Battle of Ba
| Date | December 215 – April 216 |
| Location | Ba (near present-day Hanzhong, Shaanxi), China33°10′22″N 106°40′14″E﻿ / ﻿33.172839°N 106.670557°E |
| Result | Liu Bei victory; Ba region is pacified |

Belligerents
- Liu Bei: Cao Cao

Commanders and leaders
- Zhang Fei Huang Quan: Zhang He Pu Hu Ren/Yuan Yue Du Huo

Strength
- At least 10 000 elite soldiers under Zhang Fei Unknown number of troops under Huang Quan: Main army of Cao Cao in that region

Casualties and losses
- Unknown: Unknown

= Battle of Ba =

Battle between warlords Liu Bei and Cao Cao (215-216)

The Battle of Ba was fought between the warlords Liu Bei and Cao Cao between December 215 and April 216 during the prelude to the Three Kingdoms period. Following his victory over Zhang Lu at Yangping, Cao Cao appointed Pu Hu (朴胡), Ren Yue (任約) and Du Huo (杜濩) as Administrator of the three Ba commanderies but they were defeated by Huang Quan. Zhang He would later try to relocate citizens from Ba to Hanzhong but was also defeated by Zhang Fei.

==Background==
In July 215, Sun Quan sent envoys to Liu Bei asking him for the return of his territory in Jing Province. Liu Bei replied: "I will conquer Liang Province. Once, I have settled Liang then we may share Jing Province." Sun Quan was furious and he sent Lü Meng to retake southern Jing Province via a surprise attack. After Lü Meng and his colleagues captured the commanderies of Changsha, Lingling, and Guiyang. Liu Bei returned to Gong'an County and ordered Guan Yu to lead troops to stop Lü Meng and take back the three commanderies.

Around this time, Cao Cao led his army into Hanzhong and Zhang Lu fled to Bazhong. Huang Quan advised Liu Bei and told him: "If Hanzhong is lost then the three Ba commanderies will be in danger. This would be like severing the arms and thighs of the people of Shu." Therefore Liu Bei agreed to peace with Sun Quan, and they divided the territories in southern Jing Province between their respective domains along the Xiang River: Liu Bei would keep Nan, Lingling and Wuling commanderies in the west, while Sun Quan would take Changsha, Jiangxia and Guiyang commanderies in the east.

==Battle==
In December 215, Liu Bei appointed Huang Quan as Army Protector (護軍) and sent him to welcome Zhang Lu.

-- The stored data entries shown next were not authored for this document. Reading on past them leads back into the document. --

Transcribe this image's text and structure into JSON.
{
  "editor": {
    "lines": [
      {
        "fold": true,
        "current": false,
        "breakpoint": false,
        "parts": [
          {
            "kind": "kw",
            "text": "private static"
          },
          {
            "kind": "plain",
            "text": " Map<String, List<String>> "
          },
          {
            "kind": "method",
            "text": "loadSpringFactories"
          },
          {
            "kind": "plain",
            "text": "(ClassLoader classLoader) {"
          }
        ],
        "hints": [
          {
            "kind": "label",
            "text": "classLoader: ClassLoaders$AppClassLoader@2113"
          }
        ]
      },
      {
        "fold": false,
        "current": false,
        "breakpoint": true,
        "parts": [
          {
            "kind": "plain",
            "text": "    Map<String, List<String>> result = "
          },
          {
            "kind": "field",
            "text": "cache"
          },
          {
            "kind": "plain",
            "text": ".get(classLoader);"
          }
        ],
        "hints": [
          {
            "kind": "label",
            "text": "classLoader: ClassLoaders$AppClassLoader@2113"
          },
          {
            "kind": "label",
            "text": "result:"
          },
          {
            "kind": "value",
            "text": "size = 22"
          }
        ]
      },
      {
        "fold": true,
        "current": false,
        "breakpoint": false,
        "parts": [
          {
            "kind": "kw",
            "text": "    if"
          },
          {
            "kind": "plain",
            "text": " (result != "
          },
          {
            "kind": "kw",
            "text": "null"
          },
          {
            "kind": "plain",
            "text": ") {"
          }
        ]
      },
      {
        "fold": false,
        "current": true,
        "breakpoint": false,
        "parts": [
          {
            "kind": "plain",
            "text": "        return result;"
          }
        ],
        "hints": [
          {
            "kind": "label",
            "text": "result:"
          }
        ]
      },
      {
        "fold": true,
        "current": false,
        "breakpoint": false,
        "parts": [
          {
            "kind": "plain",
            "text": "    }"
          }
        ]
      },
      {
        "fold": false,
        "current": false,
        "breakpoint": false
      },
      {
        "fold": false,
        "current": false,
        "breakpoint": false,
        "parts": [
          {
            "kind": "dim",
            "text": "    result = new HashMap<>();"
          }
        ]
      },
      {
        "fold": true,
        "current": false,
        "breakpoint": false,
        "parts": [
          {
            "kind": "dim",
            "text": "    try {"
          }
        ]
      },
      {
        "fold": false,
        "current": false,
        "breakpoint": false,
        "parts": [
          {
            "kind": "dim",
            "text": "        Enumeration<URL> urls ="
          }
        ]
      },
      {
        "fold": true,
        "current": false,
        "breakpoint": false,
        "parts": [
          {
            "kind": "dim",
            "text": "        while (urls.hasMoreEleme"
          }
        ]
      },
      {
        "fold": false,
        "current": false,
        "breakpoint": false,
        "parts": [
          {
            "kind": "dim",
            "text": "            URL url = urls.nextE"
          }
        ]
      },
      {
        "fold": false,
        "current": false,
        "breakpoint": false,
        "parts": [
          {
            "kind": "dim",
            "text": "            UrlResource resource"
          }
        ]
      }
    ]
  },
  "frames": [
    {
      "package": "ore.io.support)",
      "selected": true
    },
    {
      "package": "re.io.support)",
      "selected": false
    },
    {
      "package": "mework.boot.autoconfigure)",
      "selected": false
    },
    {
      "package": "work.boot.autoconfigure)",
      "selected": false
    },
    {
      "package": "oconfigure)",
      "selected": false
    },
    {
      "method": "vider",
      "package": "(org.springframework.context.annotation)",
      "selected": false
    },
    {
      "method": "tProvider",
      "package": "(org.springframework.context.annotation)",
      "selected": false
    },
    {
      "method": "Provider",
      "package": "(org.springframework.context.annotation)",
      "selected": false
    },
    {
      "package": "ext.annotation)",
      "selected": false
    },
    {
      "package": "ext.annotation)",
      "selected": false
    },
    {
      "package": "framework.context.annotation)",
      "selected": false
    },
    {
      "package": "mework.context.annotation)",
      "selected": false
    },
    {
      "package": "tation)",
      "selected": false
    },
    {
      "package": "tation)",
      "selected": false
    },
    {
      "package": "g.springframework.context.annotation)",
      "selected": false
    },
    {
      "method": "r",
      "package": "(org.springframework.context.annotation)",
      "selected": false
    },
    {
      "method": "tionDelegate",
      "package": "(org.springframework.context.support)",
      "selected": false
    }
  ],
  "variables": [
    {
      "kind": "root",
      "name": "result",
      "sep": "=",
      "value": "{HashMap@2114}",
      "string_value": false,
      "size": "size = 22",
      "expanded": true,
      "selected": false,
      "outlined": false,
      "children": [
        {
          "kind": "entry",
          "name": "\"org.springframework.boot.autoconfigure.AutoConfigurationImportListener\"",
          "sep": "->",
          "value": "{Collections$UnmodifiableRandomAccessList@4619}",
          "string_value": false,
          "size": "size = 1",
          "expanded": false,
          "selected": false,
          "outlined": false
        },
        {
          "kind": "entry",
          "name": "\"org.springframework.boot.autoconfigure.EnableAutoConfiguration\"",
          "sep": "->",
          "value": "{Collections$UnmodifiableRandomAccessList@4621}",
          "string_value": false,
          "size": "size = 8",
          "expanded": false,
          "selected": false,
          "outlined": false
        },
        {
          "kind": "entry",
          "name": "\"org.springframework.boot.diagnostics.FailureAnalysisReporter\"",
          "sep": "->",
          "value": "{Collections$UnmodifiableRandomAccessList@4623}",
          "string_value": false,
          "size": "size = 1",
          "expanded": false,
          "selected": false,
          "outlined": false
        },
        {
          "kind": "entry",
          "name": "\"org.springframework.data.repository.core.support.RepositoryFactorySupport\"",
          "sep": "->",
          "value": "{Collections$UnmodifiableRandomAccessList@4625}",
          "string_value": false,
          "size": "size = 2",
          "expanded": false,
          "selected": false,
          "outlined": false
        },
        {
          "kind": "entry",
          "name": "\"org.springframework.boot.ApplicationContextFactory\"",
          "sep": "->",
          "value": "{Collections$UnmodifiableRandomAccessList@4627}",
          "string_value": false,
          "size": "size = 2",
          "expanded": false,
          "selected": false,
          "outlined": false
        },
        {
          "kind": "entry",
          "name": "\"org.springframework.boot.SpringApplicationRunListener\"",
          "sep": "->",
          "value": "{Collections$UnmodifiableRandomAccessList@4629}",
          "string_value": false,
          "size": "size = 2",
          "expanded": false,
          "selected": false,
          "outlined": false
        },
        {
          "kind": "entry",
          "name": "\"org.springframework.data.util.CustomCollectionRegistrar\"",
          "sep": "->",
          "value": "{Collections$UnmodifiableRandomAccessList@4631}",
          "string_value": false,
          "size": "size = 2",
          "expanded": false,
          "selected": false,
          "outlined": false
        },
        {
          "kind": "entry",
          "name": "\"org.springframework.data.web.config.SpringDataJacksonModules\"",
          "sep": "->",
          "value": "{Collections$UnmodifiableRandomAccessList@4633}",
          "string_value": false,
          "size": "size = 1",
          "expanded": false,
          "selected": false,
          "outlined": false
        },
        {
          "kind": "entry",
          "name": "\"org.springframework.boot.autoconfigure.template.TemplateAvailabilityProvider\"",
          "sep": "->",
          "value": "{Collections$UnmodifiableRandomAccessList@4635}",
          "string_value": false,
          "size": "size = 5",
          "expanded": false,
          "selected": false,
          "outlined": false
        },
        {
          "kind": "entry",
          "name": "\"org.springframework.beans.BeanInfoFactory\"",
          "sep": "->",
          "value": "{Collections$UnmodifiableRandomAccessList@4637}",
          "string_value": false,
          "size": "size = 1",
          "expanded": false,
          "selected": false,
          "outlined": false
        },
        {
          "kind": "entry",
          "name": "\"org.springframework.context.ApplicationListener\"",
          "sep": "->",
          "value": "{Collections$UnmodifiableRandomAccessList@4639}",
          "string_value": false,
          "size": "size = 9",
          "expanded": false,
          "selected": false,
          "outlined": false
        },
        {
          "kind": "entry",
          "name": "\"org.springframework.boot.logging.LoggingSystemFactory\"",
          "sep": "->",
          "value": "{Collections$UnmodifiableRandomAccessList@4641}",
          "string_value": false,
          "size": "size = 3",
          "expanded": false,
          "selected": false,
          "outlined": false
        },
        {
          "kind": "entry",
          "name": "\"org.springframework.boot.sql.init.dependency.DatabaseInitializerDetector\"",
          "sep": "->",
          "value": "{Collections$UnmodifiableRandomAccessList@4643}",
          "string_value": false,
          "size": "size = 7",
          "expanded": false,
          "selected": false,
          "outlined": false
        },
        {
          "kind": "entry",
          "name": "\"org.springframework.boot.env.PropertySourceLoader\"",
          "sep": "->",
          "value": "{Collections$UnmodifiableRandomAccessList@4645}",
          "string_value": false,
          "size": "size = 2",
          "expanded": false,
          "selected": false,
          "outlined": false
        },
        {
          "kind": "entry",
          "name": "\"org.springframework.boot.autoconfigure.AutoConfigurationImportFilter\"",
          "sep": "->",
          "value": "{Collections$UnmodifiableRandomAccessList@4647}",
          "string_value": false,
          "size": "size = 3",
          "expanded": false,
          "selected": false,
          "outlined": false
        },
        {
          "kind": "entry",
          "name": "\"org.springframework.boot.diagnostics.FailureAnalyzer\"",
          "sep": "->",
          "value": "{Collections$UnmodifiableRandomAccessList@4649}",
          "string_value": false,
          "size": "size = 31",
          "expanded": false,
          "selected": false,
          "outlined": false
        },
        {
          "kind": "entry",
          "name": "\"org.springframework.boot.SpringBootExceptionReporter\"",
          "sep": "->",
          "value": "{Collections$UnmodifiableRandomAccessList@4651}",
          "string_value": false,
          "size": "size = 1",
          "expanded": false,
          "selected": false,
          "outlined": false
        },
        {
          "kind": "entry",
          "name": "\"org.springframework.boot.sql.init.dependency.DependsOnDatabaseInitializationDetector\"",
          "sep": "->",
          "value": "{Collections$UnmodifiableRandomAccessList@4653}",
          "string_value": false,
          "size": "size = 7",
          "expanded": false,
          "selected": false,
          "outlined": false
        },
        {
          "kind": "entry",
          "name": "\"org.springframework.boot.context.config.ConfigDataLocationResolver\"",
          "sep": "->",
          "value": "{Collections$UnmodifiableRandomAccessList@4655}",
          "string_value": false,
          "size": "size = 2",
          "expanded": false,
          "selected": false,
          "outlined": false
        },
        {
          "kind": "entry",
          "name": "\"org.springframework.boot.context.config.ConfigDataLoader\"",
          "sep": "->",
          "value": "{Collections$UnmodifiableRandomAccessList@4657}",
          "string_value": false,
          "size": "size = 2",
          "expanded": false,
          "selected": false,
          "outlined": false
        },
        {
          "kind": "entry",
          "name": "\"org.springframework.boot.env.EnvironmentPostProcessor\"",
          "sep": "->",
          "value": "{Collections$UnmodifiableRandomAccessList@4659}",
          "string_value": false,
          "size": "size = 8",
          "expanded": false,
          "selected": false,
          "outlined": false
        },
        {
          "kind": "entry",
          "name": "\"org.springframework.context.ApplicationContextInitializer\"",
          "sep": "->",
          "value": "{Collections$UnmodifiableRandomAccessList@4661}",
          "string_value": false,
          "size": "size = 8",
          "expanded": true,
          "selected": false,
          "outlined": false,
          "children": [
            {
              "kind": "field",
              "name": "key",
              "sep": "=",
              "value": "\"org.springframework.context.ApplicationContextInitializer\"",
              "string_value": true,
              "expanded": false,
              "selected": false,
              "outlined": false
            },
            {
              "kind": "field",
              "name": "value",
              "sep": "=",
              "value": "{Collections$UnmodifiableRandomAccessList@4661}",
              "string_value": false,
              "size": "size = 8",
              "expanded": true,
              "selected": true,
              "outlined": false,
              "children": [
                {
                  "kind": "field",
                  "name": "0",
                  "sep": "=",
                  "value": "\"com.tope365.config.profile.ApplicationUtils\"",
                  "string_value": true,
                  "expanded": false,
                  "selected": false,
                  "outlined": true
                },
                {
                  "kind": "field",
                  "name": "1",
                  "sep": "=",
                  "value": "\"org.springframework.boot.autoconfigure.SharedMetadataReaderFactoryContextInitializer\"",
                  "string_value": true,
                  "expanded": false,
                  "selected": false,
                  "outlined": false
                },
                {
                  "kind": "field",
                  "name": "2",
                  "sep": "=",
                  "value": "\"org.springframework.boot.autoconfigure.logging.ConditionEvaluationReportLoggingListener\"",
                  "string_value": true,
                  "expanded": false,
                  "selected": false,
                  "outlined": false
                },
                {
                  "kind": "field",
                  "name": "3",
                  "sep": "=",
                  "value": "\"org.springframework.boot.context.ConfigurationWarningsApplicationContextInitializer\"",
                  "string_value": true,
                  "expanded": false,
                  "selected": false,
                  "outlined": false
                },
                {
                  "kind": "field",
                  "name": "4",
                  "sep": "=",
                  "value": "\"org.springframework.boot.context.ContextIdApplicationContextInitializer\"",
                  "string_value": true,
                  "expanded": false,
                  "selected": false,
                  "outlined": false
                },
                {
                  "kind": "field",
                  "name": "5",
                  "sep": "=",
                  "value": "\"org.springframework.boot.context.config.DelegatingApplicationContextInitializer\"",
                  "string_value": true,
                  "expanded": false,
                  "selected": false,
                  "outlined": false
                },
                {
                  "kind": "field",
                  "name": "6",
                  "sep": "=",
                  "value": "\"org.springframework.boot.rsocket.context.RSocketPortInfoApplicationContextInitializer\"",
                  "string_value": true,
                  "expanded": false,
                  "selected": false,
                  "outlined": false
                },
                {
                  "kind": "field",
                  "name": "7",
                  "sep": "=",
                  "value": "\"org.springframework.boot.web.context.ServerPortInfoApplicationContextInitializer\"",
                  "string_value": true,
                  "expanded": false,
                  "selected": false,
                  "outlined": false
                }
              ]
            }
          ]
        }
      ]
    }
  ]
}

However, Zhang Lu had already surrendered to Cao Cao. Still, Cao Cao tried to maintain a military presence in the region as he previously appointed the tribal kings Pu Hu (朴胡), Ren Yue (任約) and Du Huo (杜濩) as Administrator of Ba Commandery (巴郡太守), Badong (巴東; "East Ba") and Baxi (巴西; "West Ba") along with marquis titles. However, Huang Quan defeated and forced them to abandon the Ba region.

In January 216, Cao Cao left Nanzheng and headed back to Ye (present-day Handan, Hebei), leaving behind General Who Attacks the West (征西將軍) Xiahou Yuan, Inspector of Yi Province (益州刺史) Zhao Yong and Zhang He to guard Hanzhong. Zhang He would often raid the area. Therefore Liu Bei alongside Zhang Fei and others led troops to oppose him.

In late January or early February 216, as Zhang He led several battalions from the main army separately south to Baxi, intending to evacuate and relocate civilians to Hanzhong. He advanced to Dangqu (宕渠), Mengtou (蒙頭) and Dangshi (盪石) counties until he opposed Zhang Fei's army for approximately 50 days. Zhang Fei directed more than 10,000 soldiers through an alternate route to intercept and ambush Zhang He from another direction at Yangshi. Zhang He's army was divided and its divisions were unable to support each other because of difficulty traversing the mountain paths, and Zhang Fei subsequently greatly defeated Zhang He. Zhang He lost his horse and slipped into the hills. But, he managed to arrive at Nanzheng with more than ten of his personal guards via another road.

==Aftermath==
With Ba region secure, Liu Bei returned to Chengdu in April 216. On the advice of Fa Zheng and Huang Quan, Liu Bei would launch the Hanzhong Campaign from Ba region in December 217.